Sister Mary is also a powerful voice on political issues affecting homelessness and mentally ill persons. Her advocacy efforts resulted in the right of homeless persons to vote as well as a landmark federal court decision that affects the fair housing rights of persons with disabilities.

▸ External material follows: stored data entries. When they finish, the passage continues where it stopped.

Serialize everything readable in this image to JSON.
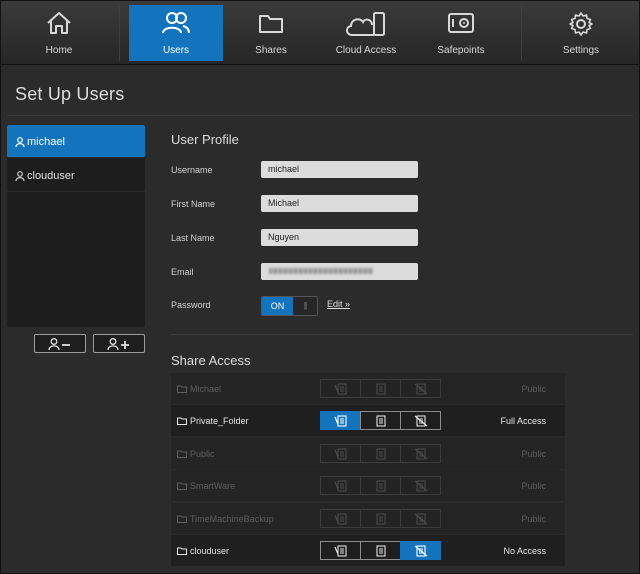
{
  "nav": {
    "items": [
      {
        "label": "Home",
        "icon": "home-icon"
      },
      {
        "label": "Users",
        "icon": "users-icon"
      },
      {
        "label": "Shares",
        "icon": "folder-icon"
      },
      {
        "label": "Cloud Access",
        "icon": "cloud-device-icon"
      },
      {
        "label": "Safepoints",
        "icon": "safe-icon"
      },
      {
        "label": "Settings",
        "icon": "gear-icon"
      }
    ],
    "active": "Users"
  },
  "page": {
    "title": "Set Up Users"
  },
  "users": {
    "items": [
      {
        "name": "michael",
        "selected": true
      },
      {
        "name": "clouduser",
        "selected": false
      }
    ],
    "remove_icon": "remove-user-icon",
    "add_icon": "add-user-icon"
  },
  "profile": {
    "title": "User Profile",
    "username_label": "Username",
    "username_value": "michael",
    "first_name_label": "First Name",
    "first_name_value": "Michael",
    "last_name_label": "Last Name",
    "last_name_value": "Nguyen",
    "email_label": "Email",
    "password_label": "Password",
    "password_toggle": "ON",
    "password_grip": "|||",
    "edit_link": "Edit »"
  },
  "share_access": {
    "title": "Share Access",
    "rows": [
      {
        "name": "Michael",
        "status": "Public",
        "enabled": false,
        "selected": -1
      },
      {
        "name": "Private_Folder",
        "status": "Full Access",
        "enabled": true,
        "selected": 0
      },
      {
        "name": "Public",
        "status": "Public",
        "enabled": false,
        "selected": -1
      },
      {
        "name": "SmartWare",
        "status": "Public",
        "enabled": false,
        "selected": -1
      },
      {
        "name": "TimeMachineBackup",
        "status": "Public",
        "enabled": false,
        "selected": -1
      },
      {
        "name": "clouduser",
        "status": "No Access",
        "enabled": true,
        "selected": 2
      }
    ]
  },
  "colors": {
    "accent": "#1473bd",
    "background": "#2b2b2b",
    "panel": "#1d1d1d"
  }
}
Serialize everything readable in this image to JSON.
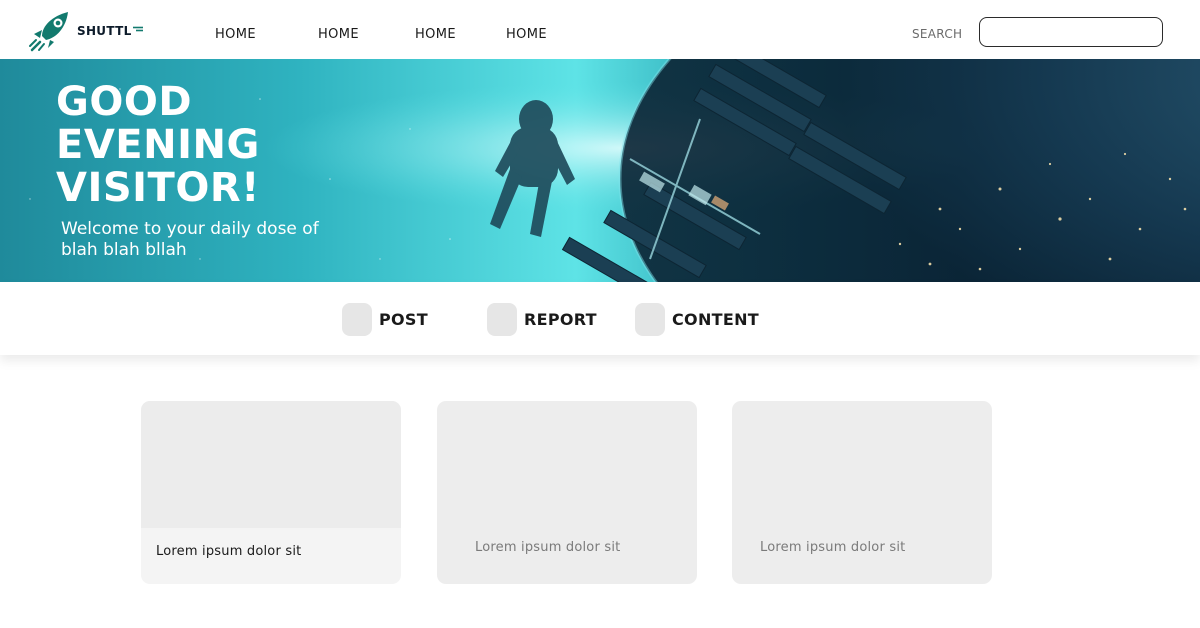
{
  "brand": {
    "name": "SHUTTL",
    "accent": "#127a6e"
  },
  "nav": {
    "items": [
      {
        "label": "HOME"
      },
      {
        "label": "HOME"
      },
      {
        "label": "HOME"
      },
      {
        "label": "HOME"
      }
    ]
  },
  "search": {
    "label": "SEARCH",
    "value": "",
    "placeholder": ""
  },
  "hero": {
    "title": "GOOD\nEVENING\nVISITOR!",
    "subtitle": "Welcome to your daily dose of blah blah bllah"
  },
  "tabs": [
    {
      "label": "POST",
      "icon": "post-icon"
    },
    {
      "label": "REPORT",
      "icon": "report-icon"
    },
    {
      "label": "CONTENT",
      "icon": "content-icon"
    }
  ],
  "cards": [
    {
      "caption": "Lorem ipsum dolor sit"
    },
    {
      "caption": "Lorem ipsum dolor sit"
    },
    {
      "caption": "Lorem ipsum dolor sit"
    }
  ]
}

Awards/honors/affiliations
Sister Mary has received numerous awards and honorary doctorates for her leadership in the City of Philadelphia. She received the 1992 Philadelphia Award, and Eisenhower Fellowships selected Scullion as a 2002 Eisenhower Fellow. She and Joan Dawson McConnon were national awardees of the Ford Foundation's prestigious "Leadership for a Changing World Award" in 2002 and received the Laetare Medal from the University of Notre Dame in 2011, which is the highest award given to an American Catholic. In 2013, Sister Mary was awarded the James Cardinal Gibbons Award from The Catholic University of America. The Harvard Observer recognized Sister Mary's Lifetime advocacy achievement.

She serves on the board of The Jon Bon Jovi Soul Foundation and as a trustee at Saint Joseph's University in Philadelphia. In 2010, she was appointed by Mayor Michael Nutter to serve on the City of Philadelphia's Board of Ethics.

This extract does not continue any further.